Proposal: remote prover connectivity for Isabelle/PIDE

(See also general notes on proposals.)

“Cloud computing” is one of these buzzwords without any particular meaning, but the idea to run heavy-duty computations remotely is rather old: some “big-iron” in the background provides the CPU and memory resources for substantial applications, while the user interacts with the system via some small local terminal. Already in the classic days of Proof General (around 1999) it was common-place to run Emacs locally on a workstation and the prover process remotely on a server (via rsh). Alternatively it was possible to run both the editor and the prover remotely and use X11 as display protocol, which was especially important for the rather heavy XEmacs of that time.

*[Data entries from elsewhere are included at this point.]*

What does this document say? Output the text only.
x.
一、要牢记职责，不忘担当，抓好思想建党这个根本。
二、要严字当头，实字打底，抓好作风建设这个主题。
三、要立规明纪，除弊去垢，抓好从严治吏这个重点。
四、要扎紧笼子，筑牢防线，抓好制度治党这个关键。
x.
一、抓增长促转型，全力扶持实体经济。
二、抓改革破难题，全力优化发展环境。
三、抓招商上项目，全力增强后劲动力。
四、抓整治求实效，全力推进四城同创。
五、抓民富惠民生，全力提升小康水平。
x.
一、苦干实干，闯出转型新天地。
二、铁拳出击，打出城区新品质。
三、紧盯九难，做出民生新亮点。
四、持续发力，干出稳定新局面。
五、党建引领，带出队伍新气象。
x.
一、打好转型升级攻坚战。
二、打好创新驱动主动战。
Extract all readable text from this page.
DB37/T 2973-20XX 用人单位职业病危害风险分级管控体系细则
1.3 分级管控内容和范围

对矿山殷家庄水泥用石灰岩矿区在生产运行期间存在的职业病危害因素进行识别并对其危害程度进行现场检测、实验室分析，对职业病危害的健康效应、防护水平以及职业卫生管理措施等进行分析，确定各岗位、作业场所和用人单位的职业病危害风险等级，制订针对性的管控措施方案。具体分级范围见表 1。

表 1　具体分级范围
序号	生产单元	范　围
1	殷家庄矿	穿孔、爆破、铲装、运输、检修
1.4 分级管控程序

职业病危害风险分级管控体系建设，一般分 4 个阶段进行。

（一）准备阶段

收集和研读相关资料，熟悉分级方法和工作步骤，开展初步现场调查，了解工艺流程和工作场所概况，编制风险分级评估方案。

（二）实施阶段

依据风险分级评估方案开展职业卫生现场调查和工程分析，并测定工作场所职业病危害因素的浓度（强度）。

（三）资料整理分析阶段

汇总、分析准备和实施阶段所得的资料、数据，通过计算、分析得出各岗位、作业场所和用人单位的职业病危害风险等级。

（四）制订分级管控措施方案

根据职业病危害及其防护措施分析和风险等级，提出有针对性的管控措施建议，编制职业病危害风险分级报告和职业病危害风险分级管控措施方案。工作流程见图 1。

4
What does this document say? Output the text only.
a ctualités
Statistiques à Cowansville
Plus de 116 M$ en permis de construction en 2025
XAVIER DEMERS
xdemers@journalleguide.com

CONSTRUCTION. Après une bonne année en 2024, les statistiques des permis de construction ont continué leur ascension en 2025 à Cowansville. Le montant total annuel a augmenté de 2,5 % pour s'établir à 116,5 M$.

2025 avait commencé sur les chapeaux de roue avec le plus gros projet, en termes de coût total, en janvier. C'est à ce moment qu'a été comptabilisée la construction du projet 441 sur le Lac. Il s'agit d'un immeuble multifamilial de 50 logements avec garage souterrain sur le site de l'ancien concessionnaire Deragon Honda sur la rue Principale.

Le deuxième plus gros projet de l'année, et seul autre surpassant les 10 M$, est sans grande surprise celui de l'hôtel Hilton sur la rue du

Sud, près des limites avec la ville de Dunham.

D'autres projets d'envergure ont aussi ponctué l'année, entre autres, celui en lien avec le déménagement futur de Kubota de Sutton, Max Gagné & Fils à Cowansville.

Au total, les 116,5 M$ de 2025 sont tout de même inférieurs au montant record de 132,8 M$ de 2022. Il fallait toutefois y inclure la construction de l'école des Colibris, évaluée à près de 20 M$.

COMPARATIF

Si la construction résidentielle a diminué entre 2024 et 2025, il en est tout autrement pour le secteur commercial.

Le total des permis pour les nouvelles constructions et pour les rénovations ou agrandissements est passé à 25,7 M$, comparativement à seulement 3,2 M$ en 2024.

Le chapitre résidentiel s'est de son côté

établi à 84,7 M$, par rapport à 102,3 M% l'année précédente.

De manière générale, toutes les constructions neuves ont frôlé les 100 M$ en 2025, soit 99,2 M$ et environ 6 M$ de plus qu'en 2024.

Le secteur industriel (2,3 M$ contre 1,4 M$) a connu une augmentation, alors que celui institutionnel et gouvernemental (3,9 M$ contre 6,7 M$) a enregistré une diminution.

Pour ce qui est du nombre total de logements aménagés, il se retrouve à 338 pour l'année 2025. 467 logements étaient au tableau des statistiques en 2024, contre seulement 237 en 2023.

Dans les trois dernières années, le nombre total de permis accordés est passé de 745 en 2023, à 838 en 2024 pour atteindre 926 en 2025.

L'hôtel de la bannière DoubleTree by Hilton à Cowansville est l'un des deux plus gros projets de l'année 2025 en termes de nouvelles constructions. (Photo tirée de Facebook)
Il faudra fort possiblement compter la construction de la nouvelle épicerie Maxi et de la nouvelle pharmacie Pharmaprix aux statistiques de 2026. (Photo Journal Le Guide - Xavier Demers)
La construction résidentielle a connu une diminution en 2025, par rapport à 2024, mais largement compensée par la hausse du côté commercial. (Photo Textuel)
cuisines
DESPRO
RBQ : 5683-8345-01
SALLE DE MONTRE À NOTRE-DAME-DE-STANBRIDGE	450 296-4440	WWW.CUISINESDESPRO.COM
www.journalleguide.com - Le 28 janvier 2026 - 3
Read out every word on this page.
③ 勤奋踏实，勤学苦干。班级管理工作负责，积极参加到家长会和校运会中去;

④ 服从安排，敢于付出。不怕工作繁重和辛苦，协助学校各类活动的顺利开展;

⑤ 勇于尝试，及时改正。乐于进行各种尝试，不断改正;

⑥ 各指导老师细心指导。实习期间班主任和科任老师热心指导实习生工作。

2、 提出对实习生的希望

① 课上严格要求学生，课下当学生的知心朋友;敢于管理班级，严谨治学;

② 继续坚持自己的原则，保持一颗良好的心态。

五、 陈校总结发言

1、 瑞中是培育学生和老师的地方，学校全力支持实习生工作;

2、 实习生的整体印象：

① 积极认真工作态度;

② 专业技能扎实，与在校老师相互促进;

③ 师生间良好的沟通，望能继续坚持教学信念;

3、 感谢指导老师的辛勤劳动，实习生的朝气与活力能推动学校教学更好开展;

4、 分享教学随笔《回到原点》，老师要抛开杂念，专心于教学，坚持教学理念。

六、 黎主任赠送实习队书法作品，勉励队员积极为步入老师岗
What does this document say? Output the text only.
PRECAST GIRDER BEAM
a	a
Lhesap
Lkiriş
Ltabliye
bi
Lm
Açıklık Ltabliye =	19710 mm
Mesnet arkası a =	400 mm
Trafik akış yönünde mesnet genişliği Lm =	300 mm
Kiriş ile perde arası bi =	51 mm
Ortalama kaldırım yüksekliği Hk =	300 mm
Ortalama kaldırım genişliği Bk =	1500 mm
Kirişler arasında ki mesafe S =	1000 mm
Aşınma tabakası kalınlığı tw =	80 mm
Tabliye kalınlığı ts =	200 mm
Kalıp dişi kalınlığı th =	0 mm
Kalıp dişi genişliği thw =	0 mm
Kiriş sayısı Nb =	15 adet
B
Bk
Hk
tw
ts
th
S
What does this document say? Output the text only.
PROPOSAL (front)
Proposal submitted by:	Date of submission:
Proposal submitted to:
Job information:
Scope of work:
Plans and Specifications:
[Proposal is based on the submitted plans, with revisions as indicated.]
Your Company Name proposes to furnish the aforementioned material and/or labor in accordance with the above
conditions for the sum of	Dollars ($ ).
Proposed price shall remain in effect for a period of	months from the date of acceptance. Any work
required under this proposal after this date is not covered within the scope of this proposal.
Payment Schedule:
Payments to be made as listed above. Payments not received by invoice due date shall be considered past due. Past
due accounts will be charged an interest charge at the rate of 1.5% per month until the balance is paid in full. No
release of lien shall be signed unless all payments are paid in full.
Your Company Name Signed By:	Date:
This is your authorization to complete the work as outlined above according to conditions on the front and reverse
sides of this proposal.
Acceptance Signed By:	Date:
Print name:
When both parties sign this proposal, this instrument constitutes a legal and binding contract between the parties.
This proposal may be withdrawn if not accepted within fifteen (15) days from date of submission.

This normal mode of distributed computing was almost forgotten, when the performance of local laptops and remote servers were approaching the same order of magnitude (due to the demands of the gaming industry). This was only an episode over a single decade, though, and we are already back to the traditional situation where local and remote machines can differ significantly. In 2014, typical mobile devices were limited to 2–8 CPU cores and 2–8 GB RAM. This is very little compared to low-end workstations or high-end servers, with something like 8–36 CPU cores and 32–512 GB RAM, or more.

Note that some big Isabelle applications already go beyond the possibilities of small machines with only 4–8 GB RAM, but for more memory Poly/ML process needs to be switched from 32-bit to 64-bit mode, which also doubles the memory demands. Thus there is a discontinuity here: stepping out of the “small device” category means to go for 16–32 GB RAM minimum.

This motivates the demand for remote prover connectivity for Isabelle and its Prover IDE (PIDE). The most basic approach is to run the internal socket connection for the PIDE protocol between ML and Scala over ssh. This should be sufficient for fast and reliable local networks. For non-local networks, there are the usual questions about bandwidth, latency, and reliability of the connection. The PIDE protocol requires relatively high bandwidth (which is easily provided by common DSL connections), but can afford high latency due to its asynchronous nature. Lack of reliability might turn out a real problem, though: resetting a lost TCP/IP connection naively means to restart the prover process and recheck the whole session from start, which could take minutes or hours.

Thus a more advanced approach would keep both the ML and Scala side of PIDE together on the server. Remote access then works via a separate PIDE display protocol, which is postulated here and still needs to be defined and implemented. Depending on active buffers and open text areas in the editor, the remote side would provide continuous access to incoming PIDE document markup, without demanding persistent management of the whole PIDE state locally. Loosing the connection would merely mean to reconnect the IDE to the remote Isabelle/Scala/ML component, which keeps running indefinitely.

Thus the mode of operation becomes more like the re-connection facility of VNC or RDP (but not X11). Of course it is already possible today with Isabelle2014 to use VNC or RDP for a completely remote ML/Scala/IDE process, but remote ML/Scala and local IDE would make this more comfortable for the user, with better graphics performance and reactivity.

Taking this perspective of remote PIDE sessions one step further could mean to support low-bandwidth, high-latency, unreliable connections of mobile networks: sitting on a train with a laptop and local IDE, while re-connecting to a remote PIDE session on a big server, would really count as cloud computing. We should think here of editing whole libraries like AFP on the spot, with immediate feedback. A bit more efforts will be required to get there, though.

In summary, the following stages are possible, depending on the amount of resources spent on this subject:

  1. Simple remote PIDE socket connection via ssh, usable for fast and reliable local networks. (The jEdit text editor already provides some means to manage ssh, so this merely requires the usual study of sources with subsequent tinkering and polishing to make it work smoothly.)
  2. Separate PIDE display protocol where the editor is local and the Isabelle/Scala/ML session is remote. This should be usable for fast DSL network connections.
  3. Support for smooth disconnection and re-connection for mobile networks.
  4. Development of a completely different PIDE front-end that works on tablets or smart-phones (Android or iOS).

The last point is speculative: it merely sketches to horizon of what could eventually be targeted, if there were lots of resources and several enthusiastic people working on it.